1. Introduction – 2. Methodology – 3. Results – 4. Discussion – 5. Conclusions.
Background: Autonomous weapons systems (AWS) and related emerging technologies are increasingly embedded in surveillance and decision-support architectures relevant to nuclear disarmament verification. This evolution intensifies concerns about accountability, human control and the reliability of evidentiary material generated by complex, opaque systems, including their downstream impact on fair-trial guarantees, evidentiary standards and the availability of effective remedies when such material is relied upon in judicial or quasi-judicial proceedings. The article asks whether existing international laws, especially nuclear disarmament treaties, international humanitarian law and general rules on state responsibility, adequately regulate the deployment of AWS-enabled capabilities in verification, or whether specific normative adaptations are required.

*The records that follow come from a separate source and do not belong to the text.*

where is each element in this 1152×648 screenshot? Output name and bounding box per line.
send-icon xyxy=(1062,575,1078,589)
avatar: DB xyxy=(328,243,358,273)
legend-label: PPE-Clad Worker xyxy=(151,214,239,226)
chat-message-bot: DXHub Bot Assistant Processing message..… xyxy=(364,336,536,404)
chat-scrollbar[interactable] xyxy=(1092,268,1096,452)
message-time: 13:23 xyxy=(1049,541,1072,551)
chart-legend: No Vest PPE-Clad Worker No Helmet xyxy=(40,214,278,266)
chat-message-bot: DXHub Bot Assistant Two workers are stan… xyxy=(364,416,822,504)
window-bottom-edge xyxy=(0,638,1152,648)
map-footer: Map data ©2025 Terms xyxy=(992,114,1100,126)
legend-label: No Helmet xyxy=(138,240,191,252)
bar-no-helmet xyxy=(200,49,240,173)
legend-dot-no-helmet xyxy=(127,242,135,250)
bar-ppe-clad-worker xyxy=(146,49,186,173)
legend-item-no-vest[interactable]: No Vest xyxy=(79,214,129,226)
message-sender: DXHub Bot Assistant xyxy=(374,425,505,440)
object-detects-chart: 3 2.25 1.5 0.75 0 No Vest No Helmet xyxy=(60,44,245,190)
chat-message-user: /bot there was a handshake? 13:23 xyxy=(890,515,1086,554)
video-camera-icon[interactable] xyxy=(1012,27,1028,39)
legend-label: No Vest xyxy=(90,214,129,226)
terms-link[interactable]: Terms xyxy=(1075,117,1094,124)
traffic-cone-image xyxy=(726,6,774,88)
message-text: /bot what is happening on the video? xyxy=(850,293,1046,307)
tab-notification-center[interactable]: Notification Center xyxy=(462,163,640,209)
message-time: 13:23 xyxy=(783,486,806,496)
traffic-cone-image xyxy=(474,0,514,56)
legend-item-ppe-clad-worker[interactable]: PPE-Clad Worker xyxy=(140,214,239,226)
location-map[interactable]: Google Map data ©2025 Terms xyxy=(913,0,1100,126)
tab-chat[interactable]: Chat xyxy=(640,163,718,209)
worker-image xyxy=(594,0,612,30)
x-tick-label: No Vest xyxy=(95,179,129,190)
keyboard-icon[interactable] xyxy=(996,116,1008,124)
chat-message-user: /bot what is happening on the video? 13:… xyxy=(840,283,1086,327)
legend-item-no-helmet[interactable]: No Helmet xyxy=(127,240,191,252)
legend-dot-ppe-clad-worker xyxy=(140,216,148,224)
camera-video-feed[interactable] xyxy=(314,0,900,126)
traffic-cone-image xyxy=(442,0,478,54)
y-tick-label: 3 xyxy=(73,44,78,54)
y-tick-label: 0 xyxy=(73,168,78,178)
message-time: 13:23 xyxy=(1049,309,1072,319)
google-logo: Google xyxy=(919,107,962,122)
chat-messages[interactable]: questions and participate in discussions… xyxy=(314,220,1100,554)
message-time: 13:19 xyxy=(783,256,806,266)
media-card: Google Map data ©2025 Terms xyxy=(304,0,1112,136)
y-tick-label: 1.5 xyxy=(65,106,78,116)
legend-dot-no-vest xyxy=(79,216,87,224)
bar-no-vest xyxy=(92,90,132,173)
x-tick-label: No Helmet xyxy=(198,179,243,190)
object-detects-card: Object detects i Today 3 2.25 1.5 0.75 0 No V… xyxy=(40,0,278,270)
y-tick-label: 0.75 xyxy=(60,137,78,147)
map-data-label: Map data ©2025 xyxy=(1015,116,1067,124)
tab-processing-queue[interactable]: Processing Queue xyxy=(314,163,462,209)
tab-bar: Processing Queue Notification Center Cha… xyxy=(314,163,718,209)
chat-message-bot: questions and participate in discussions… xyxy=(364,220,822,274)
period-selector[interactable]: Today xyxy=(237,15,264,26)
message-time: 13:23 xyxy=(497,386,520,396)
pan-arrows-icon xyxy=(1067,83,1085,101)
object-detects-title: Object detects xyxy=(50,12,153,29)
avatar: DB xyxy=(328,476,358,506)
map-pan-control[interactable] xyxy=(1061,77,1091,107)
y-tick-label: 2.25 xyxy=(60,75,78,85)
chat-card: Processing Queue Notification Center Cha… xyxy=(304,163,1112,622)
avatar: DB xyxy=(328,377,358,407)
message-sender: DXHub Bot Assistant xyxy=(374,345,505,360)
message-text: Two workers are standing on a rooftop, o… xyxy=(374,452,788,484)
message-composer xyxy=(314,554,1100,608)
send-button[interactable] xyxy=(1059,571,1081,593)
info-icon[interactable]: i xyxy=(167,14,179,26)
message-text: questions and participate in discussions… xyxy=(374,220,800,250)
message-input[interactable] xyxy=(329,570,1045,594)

By focusing on verification rather than battlefield use, the study highlights an underexplored dimension of the AWS debate and shows its significance for the credibility and sustainability of nuclear disarmament arrangements.
Methods: The research relies on doctrinal and comparative legal analysis conducted by the authors, with artificial intelligence tools used solely for auxiliary tasks such as literature retrieval, material organisation, and preliminary screening of state practice, while all legal interpretations and normative assessments remain the independent work of the researcher. The study examines treaty regimes governing nuclear disarmament and non-proliferation, relevant soft-law instruments and the practice of international organisations involved in verification. It also compares policy documents and statements from multilateral forums concerning lethal AWS, verification technologies and the notion of meaningful human control to identify converging and diverging legal positions and emerging interpretive trends.

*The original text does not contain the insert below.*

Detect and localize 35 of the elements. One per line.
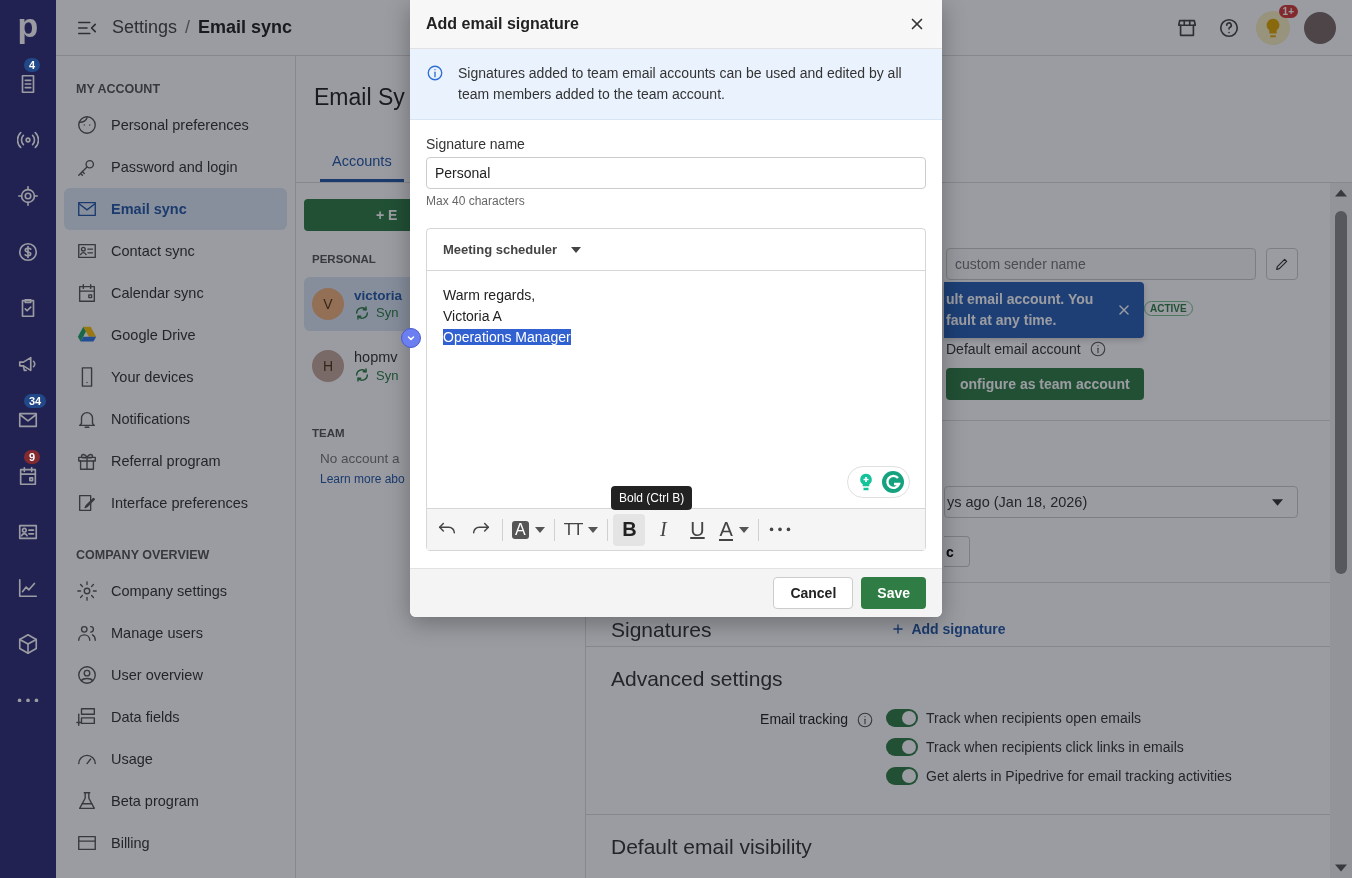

Results and Conclusions: Existing international law offers an essential but incomplete framework for regulating AWS-related verification. General principles of due diligence, precaution, proportionality, state responsibility and individual criminal liability apply, but they do not resolve challenges linked to high autonomy, algorithmic opacity and the delegation of legally significant judgments to machines. Future nuclear disarmament verification should therefore include explicit legal standards on meaningful human control, transparency, auditability and data governance for AI-enabled systems, with clear rules on attribution and review of machine-generated evidence. Developing concrete verification protocols, interpretive understandings, and institutional oversight to implement these standards would enhance legal certainty, scholarly and practical coherence, and confidence in verification, while preserving contestability, transparency and effective avenues of redress where autonomous outputs underpin allegations of non-compliance or individual responsibility.